CRRs were defined based on time-lapse shut-in pressure trend groups. Core and log data were grouped on the basis of the identified CRR and used to build CRR-based Neural Network models for predicting permeability logs of non-cored wells within each CRR. The geo-modeler then created two geo-realizations by using the permeability logs within each CRR to distribute permeability within the CRR using two assumptions of variogram lengths (i) variogram range obtained from analysis of limited core data, (ii) variogram range required to ensure intra-CRR connectivity. Pressure transient was simulated for wells with observed PTA data using the two realizations, and a comparison of the log-log plots of simulated pressure transient derivative and observed pressure transient derivative were used to determine the quality of each realization for each well. The realization that provided the least squares of error across all the wells was selected as base-case geo-model. Permeability correction coefficients were applied on the base-case geo-model until PTA kh were acceptably matched. The resulting permeability log at the PTA well is referred to as PTA-corrected permeability log. Some cored wells were originally exempted from the neural-network permeability modelling because they didn't have logs (sonic, density and neutron logs). Hybrid permeability logs were derived from a combination of the predicted permeability logs and core permeability at these well locations.

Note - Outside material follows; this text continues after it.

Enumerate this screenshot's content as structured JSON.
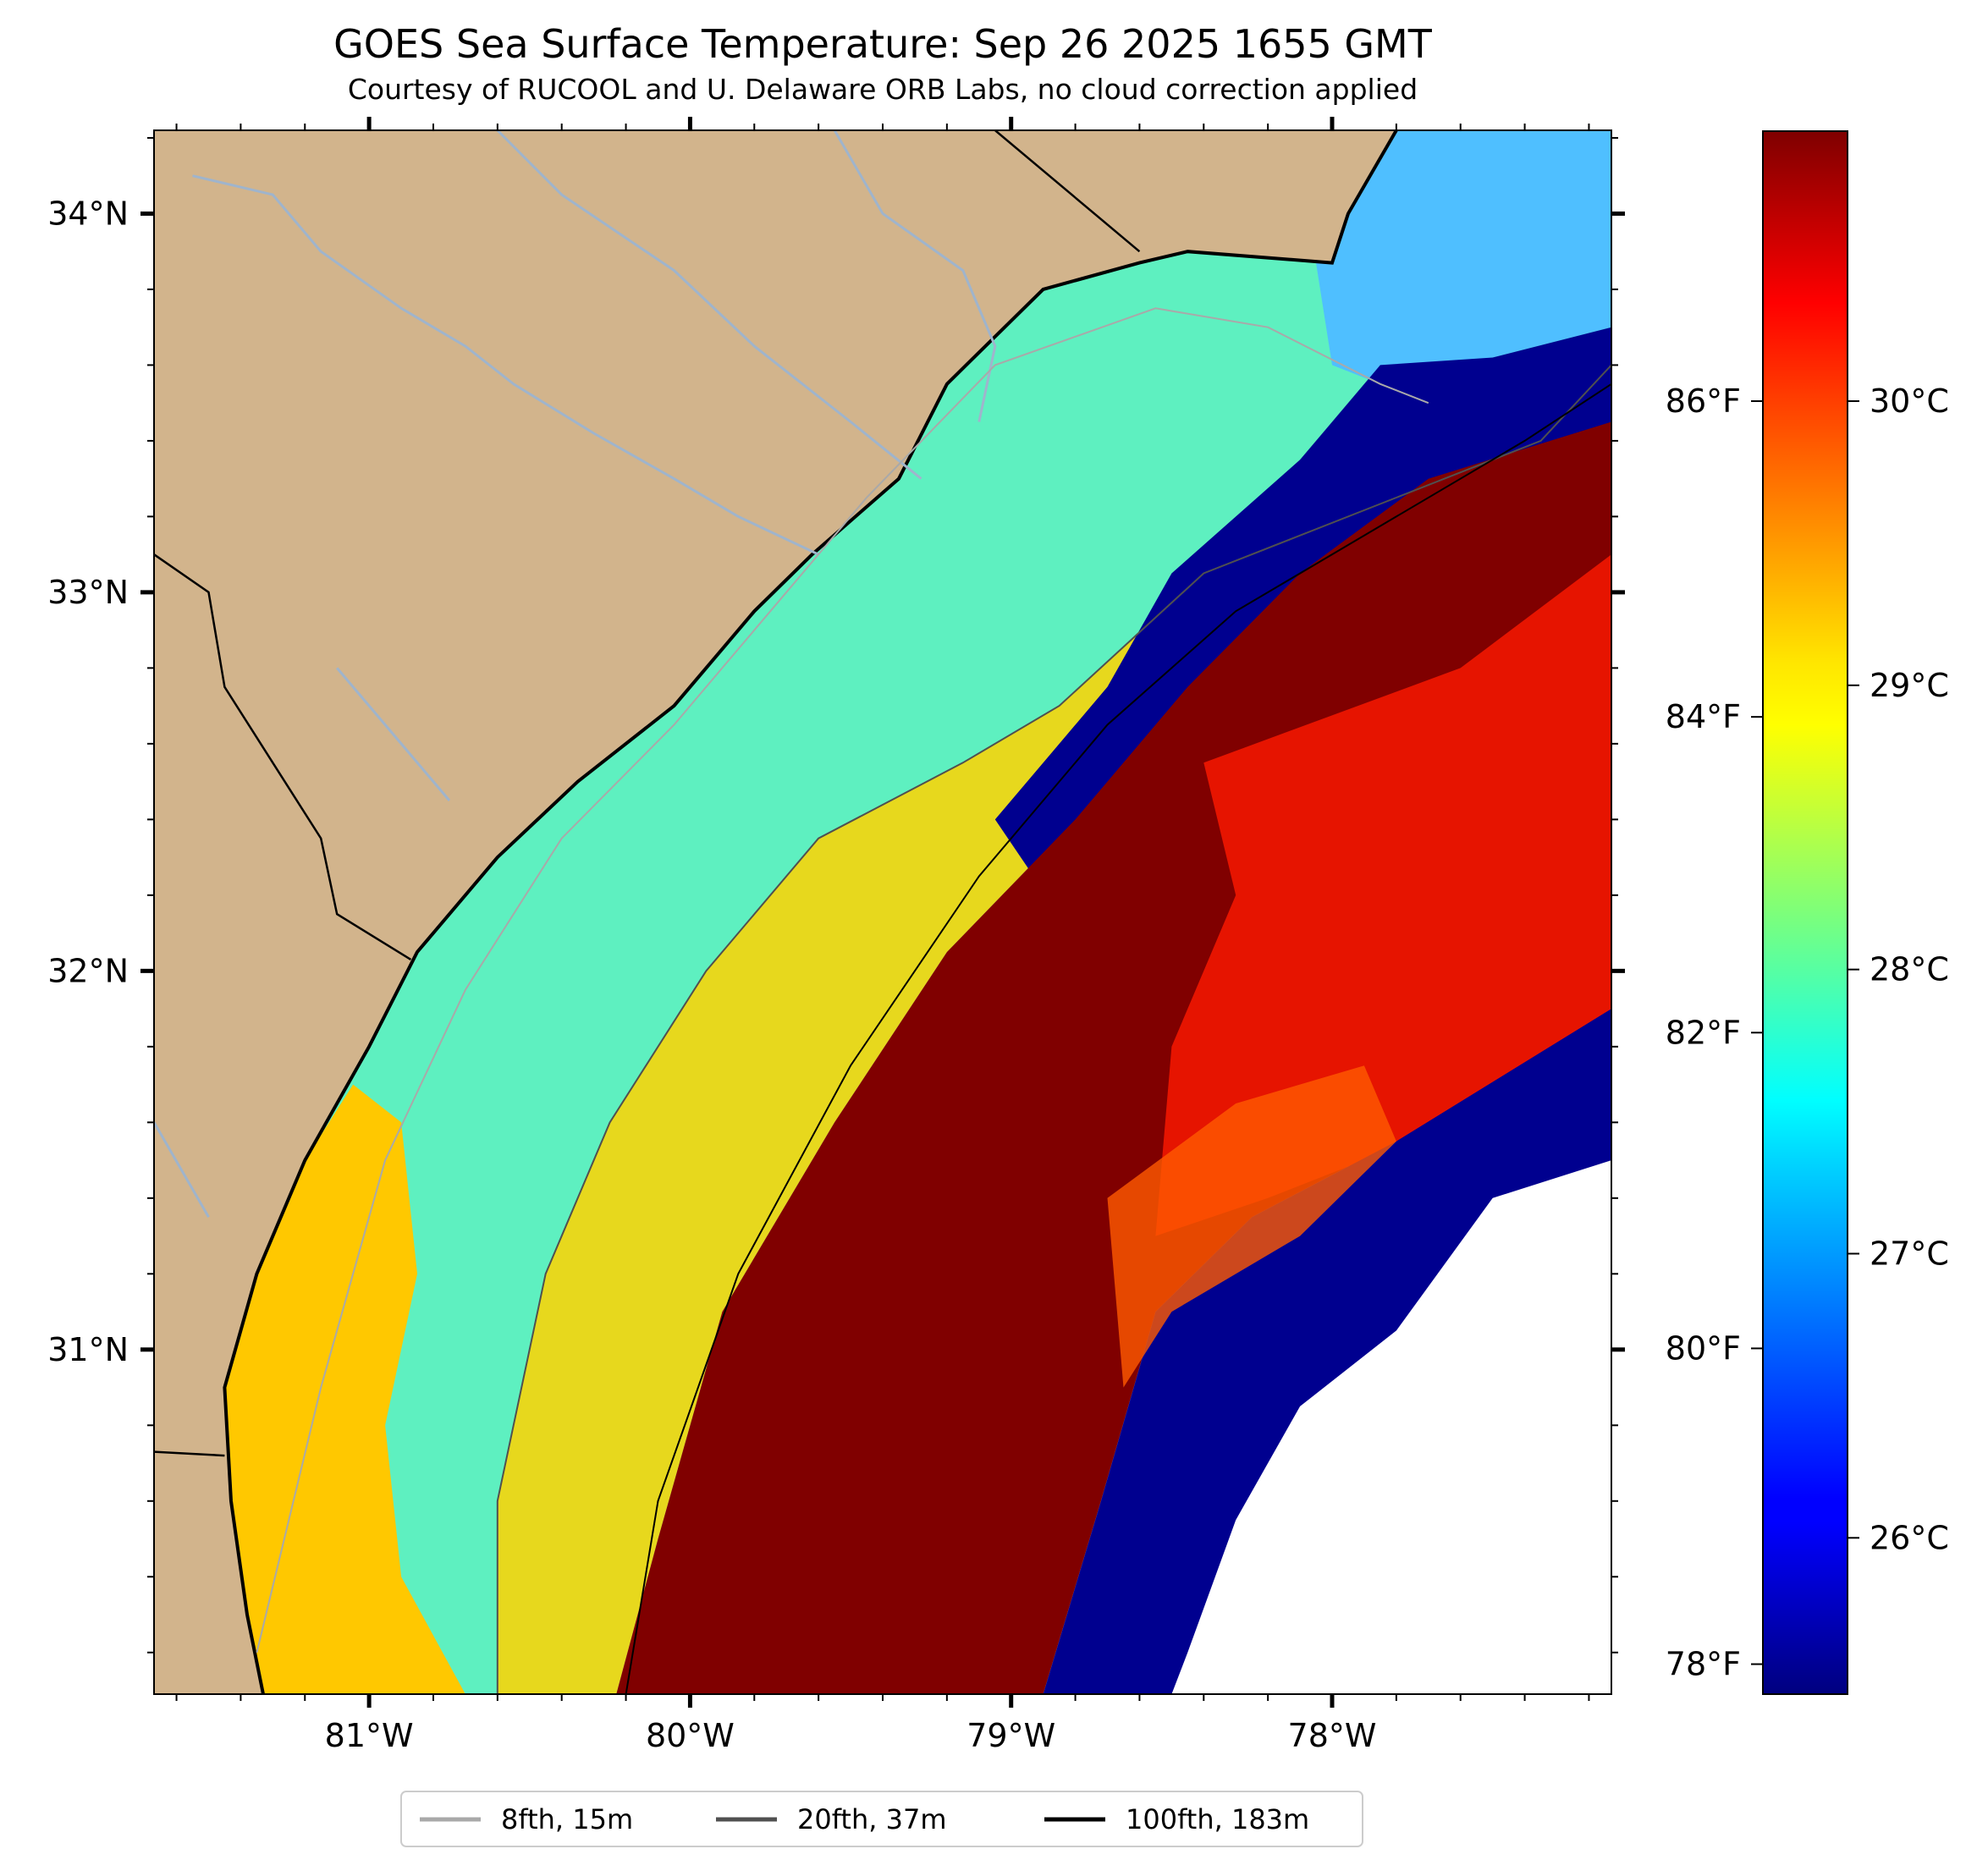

All permeability correction logs (i) PTA-corrected permeability logs and (ii) Hybrid permeability logs were then fed back into the geo-modeling workflow to generate an improved permeability distribution which respects core data, PTA kh, and CRRs.
The do-nothing simulation run has more than 80% of wells’ pressure data acceptably history matched. This application demonstrates that a priori integration of dynamic elements like CRR, PTA kh, and the use of CCR-based permeability modeling results in a better characterized geo-model with potential for eliminating the need for history matching.